In Kinexus Representative LLC v. Advent Software, Inc., C.A. No. 1161-VCN (July 5, 2012), the Court of Chancery granted defendant’s renewed Rule 41 motion to dismiss an action filed seven years ago which involved a dispute about an “earn out” payment related to defendant Advent’s acquisition of Kinexus Corp. approximately ten years ago.  A year ago, the Court denied the defendant’s Rule 41 motion to dismiss while severely criticizing the plaintiffs for their failure to take steps to prosecute the action.  The Court then entered a revised scheduling order, but unfortunately for the plaintiffs, nothing of any substance happened.  Indeed, the only things that changed in the interim were the reasons why the plaintiffs could not comply with the discovery schedule or proceed with the case — bankruptcy, a federal investigation, and the resignation of lead trial counsel. 

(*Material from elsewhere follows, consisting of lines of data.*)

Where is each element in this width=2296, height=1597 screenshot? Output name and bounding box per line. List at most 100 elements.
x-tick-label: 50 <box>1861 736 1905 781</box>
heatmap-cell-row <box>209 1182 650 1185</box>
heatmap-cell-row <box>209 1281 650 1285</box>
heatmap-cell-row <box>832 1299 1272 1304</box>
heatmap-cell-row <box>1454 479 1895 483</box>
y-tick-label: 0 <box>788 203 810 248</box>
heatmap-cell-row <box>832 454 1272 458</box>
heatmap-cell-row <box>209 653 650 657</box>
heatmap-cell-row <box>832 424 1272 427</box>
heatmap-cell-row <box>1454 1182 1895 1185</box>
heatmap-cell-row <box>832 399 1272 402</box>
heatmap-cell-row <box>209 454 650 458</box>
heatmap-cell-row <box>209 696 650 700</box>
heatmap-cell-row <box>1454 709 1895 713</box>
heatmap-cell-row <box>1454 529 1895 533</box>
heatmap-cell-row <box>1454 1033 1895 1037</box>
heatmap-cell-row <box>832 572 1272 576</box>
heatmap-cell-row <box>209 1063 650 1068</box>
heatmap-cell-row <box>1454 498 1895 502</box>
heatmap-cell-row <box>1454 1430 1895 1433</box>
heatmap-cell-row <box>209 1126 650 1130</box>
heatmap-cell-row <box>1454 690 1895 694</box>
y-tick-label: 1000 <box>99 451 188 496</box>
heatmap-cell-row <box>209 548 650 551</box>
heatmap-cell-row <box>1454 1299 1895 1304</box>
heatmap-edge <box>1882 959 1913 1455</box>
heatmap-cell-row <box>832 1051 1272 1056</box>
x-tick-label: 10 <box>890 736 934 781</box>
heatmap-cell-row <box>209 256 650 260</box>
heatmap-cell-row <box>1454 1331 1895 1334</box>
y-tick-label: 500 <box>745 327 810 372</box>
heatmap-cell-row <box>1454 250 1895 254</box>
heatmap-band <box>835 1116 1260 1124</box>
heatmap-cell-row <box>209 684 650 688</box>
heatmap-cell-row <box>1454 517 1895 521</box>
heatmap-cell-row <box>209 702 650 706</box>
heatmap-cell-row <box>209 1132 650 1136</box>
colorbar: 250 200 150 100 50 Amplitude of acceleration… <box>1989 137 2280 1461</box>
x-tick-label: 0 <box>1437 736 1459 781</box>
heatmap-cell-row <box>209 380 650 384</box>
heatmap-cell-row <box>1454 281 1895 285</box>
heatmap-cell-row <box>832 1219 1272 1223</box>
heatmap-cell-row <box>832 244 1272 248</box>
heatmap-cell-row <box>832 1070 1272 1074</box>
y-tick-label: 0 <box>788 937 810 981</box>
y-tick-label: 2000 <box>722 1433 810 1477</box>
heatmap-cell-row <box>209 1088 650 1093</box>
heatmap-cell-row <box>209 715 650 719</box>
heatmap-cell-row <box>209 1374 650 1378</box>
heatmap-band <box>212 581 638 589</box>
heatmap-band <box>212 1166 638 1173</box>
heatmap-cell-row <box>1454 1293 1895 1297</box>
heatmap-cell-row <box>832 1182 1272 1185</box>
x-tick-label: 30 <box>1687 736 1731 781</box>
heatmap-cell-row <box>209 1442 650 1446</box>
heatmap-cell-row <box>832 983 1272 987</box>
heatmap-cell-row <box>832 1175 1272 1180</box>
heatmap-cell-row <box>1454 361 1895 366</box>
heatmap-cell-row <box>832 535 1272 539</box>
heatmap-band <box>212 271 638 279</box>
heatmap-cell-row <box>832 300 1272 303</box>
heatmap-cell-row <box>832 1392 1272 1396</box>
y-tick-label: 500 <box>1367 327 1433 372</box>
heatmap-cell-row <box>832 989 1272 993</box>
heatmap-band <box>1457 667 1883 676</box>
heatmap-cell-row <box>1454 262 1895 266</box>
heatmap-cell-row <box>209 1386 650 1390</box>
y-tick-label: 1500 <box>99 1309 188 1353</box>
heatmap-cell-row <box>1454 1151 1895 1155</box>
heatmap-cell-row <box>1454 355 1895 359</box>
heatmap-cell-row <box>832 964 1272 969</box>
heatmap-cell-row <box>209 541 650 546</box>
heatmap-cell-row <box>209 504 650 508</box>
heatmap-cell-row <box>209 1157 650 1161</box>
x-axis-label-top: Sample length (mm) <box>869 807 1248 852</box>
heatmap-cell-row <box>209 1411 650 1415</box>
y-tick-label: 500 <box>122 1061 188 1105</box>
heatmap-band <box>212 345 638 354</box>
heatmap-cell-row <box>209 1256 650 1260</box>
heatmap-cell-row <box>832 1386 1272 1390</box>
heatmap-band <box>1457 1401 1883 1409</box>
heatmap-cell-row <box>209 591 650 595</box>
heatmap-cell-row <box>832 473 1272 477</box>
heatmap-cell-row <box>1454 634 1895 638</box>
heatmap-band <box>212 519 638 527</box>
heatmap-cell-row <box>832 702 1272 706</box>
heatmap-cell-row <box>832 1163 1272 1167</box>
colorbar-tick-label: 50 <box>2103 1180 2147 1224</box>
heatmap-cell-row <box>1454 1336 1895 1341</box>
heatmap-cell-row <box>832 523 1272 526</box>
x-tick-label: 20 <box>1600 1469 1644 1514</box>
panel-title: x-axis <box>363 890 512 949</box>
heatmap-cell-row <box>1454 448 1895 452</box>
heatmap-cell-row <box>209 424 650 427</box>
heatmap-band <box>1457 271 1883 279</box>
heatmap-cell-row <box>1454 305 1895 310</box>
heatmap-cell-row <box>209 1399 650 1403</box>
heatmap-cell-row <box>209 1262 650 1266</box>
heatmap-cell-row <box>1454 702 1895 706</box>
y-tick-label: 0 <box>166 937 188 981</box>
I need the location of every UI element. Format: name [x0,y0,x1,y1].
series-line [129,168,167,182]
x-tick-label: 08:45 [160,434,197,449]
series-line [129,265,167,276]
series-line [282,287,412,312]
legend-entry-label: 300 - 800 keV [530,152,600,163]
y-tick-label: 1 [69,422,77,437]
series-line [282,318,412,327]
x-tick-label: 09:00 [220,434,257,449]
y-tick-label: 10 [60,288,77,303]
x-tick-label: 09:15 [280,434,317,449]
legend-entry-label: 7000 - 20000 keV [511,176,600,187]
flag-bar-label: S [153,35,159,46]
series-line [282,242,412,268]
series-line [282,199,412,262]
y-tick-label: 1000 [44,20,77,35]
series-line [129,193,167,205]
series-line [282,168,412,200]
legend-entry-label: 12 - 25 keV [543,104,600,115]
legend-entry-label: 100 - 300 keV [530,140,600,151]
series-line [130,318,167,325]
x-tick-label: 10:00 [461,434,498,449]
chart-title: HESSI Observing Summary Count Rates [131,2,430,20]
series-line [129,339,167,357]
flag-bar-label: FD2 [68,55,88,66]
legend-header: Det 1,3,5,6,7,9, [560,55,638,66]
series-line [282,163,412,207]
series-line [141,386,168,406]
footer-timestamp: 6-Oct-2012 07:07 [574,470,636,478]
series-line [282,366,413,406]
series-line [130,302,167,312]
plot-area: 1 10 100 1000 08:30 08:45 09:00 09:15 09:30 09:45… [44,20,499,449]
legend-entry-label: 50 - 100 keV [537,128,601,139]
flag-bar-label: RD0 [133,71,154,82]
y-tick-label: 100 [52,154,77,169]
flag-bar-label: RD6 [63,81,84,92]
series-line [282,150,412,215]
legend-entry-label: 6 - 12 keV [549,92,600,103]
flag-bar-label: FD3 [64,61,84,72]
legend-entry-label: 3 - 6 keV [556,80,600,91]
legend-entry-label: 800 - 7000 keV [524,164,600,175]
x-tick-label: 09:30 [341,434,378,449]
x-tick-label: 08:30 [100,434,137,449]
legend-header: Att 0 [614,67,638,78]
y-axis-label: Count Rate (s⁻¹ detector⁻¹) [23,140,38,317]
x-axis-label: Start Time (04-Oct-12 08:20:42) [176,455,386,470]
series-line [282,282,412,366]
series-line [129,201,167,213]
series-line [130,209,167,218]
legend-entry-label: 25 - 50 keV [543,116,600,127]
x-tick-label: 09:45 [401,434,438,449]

Under Court of Chancery Rule 41(b), the Court may dismiss an action for a failure to prosecute the matter or a failure to comply with a court order.  Noting that prejudice to the defendant included additional costs; extensive turnover in personnel making it more burdensome to find appropriate witnesses and  “the simple fact that the passage of a decade from the events in question will dim memories,” the Court found that both components of Rule 41(b) were met — the plaintiffs had failed to prosecute the case and to comply with the Court’s scheduling order.